Abstract:
Apoptosis-inducing factor (AIF), which is confined to mitochondria of normal healthy cells, is the first identified caspase-independent cell death effector. Moreover, AIF is required for the optimal functioning of the respiratory chain machinery. Recent findings have revealed that AIF fulfills its pro-survival function by interacting with CHCHD4, a soluble mitochondrial protein which promotes the entrance and the oxidative folding of different proteins in the inner membrane space. Here, we report the crystal structure of the ternary complex involving the N-terminal 27-mer peptide of CHCHD4, NAD+, and AIF harboring its FAD (flavin adenine dinucleotide) prosthetic group in oxidized form.

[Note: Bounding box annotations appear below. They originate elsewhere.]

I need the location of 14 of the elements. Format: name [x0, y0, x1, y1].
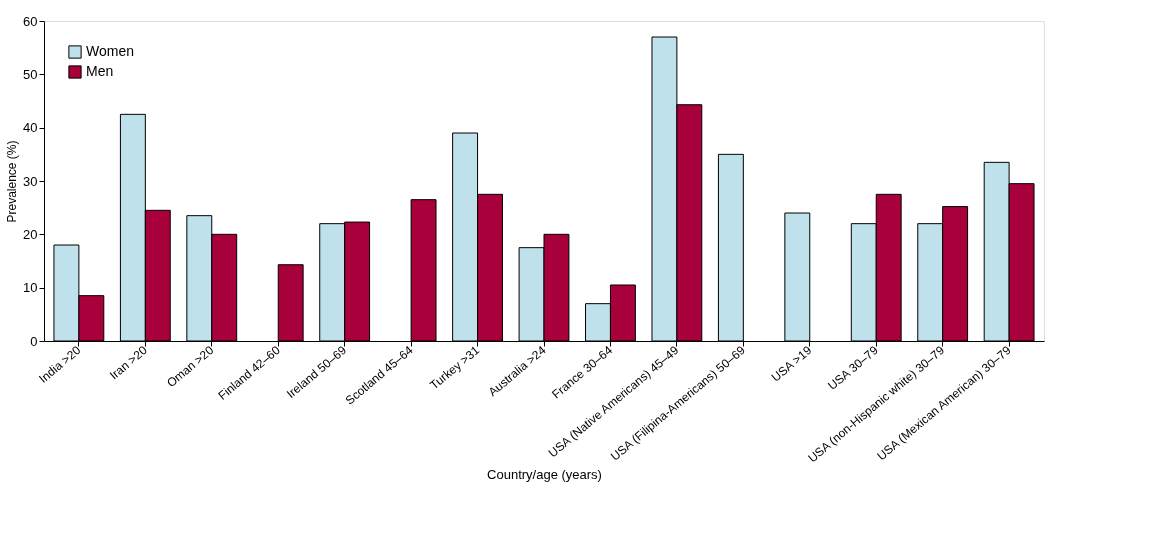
y-tick-label: 10 — [23, 280, 38, 296]
y-tick-label: 20 — [23, 226, 38, 242]
x-tick-label: Iran >20 — [106, 342, 151, 383]
y-tick-label: 40 — [23, 120, 38, 136]
x-axis-title: Country/age (years) — [487, 467, 602, 482]
legend-label: Men — [86, 63, 114, 79]
legend-label: Women — [86, 43, 134, 59]
y-tick-label: 60 — [23, 13, 38, 29]
y-tick-label: 0 — [30, 333, 38, 349]
y-tick-label: 50 — [23, 66, 38, 82]
x-tick-label: India >20 — [36, 342, 84, 386]
y-tick-label: 30 — [23, 173, 38, 189]
x-tick-label: USA >19 — [768, 342, 815, 385]
y-axis-title: Prevalence (%) — [5, 140, 20, 223]
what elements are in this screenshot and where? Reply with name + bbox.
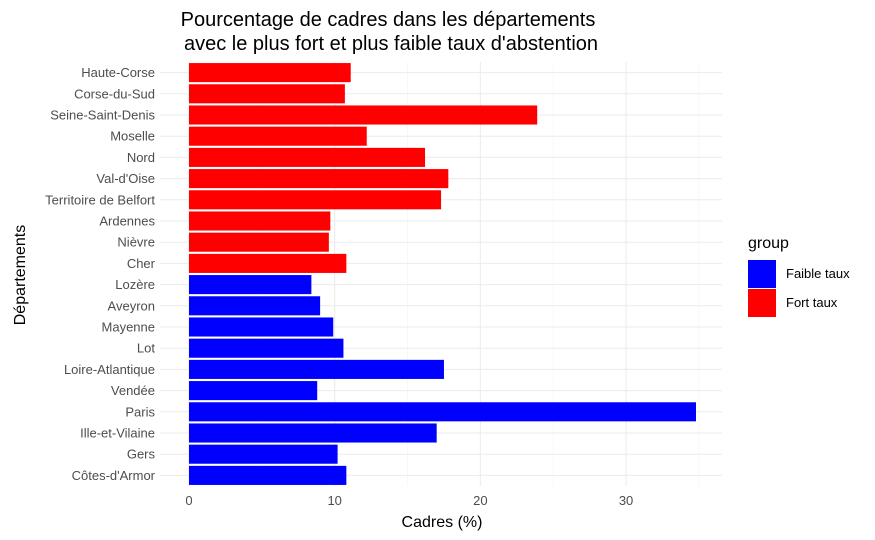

Combining this information with biophysical and biochemical data on the CHCHD4/AIF complex, we provide a detailed structural description of the interaction between the two proteins, validated by both chemical cross-linking mass spectrometry analysis and site-directed mutagenesis.
摘要:
凋亡诱导因子(AIF),局限于正常健康细胞的线粒体,是第一个鉴定的不依赖caspase的细胞死亡效应物。此外,呼吸链机械的最佳功能需要AIF。最近的发现表明,AIF通过与CHCHD4相互作用来实现其促生存功能,CHCHD4是一种可溶性线粒体蛋白,可促进内膜空间中不同蛋白的进入和氧化折叠。这里,我们报道了涉及CHCHD4,NAD+的N端27聚体肽的三元复合物的晶体结构,和AIF具有氧化形式的FAD(黄素腺嘌呤二核苷酸)辅基。将这些信息与CHCHD4/AIF复合物的生物物理和生化数据相结合,我们提供了两种蛋白质之间相互作用的详细结构描述,通过化学交联质谱分析和定点诱变进行了验证。